What does it mean that I had to use ordinary care for my own safety in a Georgia fall?
Using ordinary care for one’s own safety means acting as a reasonably prudent person would under the same circumstances. In a Georgia slip-and-fall case, this is the standard the law applies to the injured person’s own conduct, and it works alongside the store’s duty rather than replacing it.
The shopper’s side of the equation ¶
Georgia premises liability has two sides. The store must exercise ordinary care to keep its premises safe under O.C.G.A. § 51-3-1, and the shopper must exercise ordinary care for their own safety. To recover, an injured person generally has to show the store had actual or constructive knowledge of the hazard and that the person did not know about it despite using ordinary care.

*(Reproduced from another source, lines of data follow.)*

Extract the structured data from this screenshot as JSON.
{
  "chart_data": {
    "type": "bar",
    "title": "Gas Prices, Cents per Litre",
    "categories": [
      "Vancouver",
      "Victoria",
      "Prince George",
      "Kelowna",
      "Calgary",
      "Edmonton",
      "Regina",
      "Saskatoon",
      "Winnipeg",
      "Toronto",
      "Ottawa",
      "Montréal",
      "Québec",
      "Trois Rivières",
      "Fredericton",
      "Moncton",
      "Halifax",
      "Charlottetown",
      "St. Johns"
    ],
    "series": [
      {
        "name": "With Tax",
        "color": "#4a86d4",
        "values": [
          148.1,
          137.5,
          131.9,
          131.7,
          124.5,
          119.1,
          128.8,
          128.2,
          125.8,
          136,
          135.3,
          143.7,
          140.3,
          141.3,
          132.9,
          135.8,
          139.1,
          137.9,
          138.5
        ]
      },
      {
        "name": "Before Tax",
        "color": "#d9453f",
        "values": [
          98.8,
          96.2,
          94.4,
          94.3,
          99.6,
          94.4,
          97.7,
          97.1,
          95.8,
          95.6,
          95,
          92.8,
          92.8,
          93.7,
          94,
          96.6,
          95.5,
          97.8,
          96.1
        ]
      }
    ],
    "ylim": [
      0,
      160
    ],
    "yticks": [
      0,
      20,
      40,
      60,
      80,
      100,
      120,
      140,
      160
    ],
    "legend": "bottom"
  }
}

Ordinary care does not mean perfection or constant vigilance. Georgia does not require a shopper to keep their eyes glued to the floor or to anticipate hidden dangers. It asks only what a reasonable person would have done given everything happening around them, including signs, displays, lighting, and the general flow of a store.
How the standard plays out ¶
Whether a shopper used ordinary care is usually a fact question, and several things bear on it:
- Whether the hazard was obvious or concealed.
- Whether warnings or barriers were present and visible.
- Whether the shopper was reasonably attentive or instead ignored a clear danger.
- Whether a store-created distraction reasonably explains a lapse in attention.
Falling short of ordinary care does not always end a claim. Georgia uses a percentage-based comparative-fault system under O.C.G.A. § 51-12-33, so a shopper assigned part of the fault has their recovery reduced by that share, and only a shopper found 50% or more responsible is barred entirely. The standard therefore affects how much a person can recover, not just whether they can.
The bottom line ¶
Ordinary care for one’s own safety in a Georgia fall means behaving as a reasonably prudent person would in the same setting, not achieving perfect awareness. It pairs with the store’s duty to keep premises safe, and a shopper’s failure to meet it typically reduces recovery under Georgia’s comparative-fault rules rather than automatically defeating the claim, unless that fault reaches half or more.
This article is for general educational and informational purposes only and is not legal advice. It does not create an attorney-client relationship, and Georgia law may change. For advice about a specific situation, consult a licensed Georgia personal injury attorney.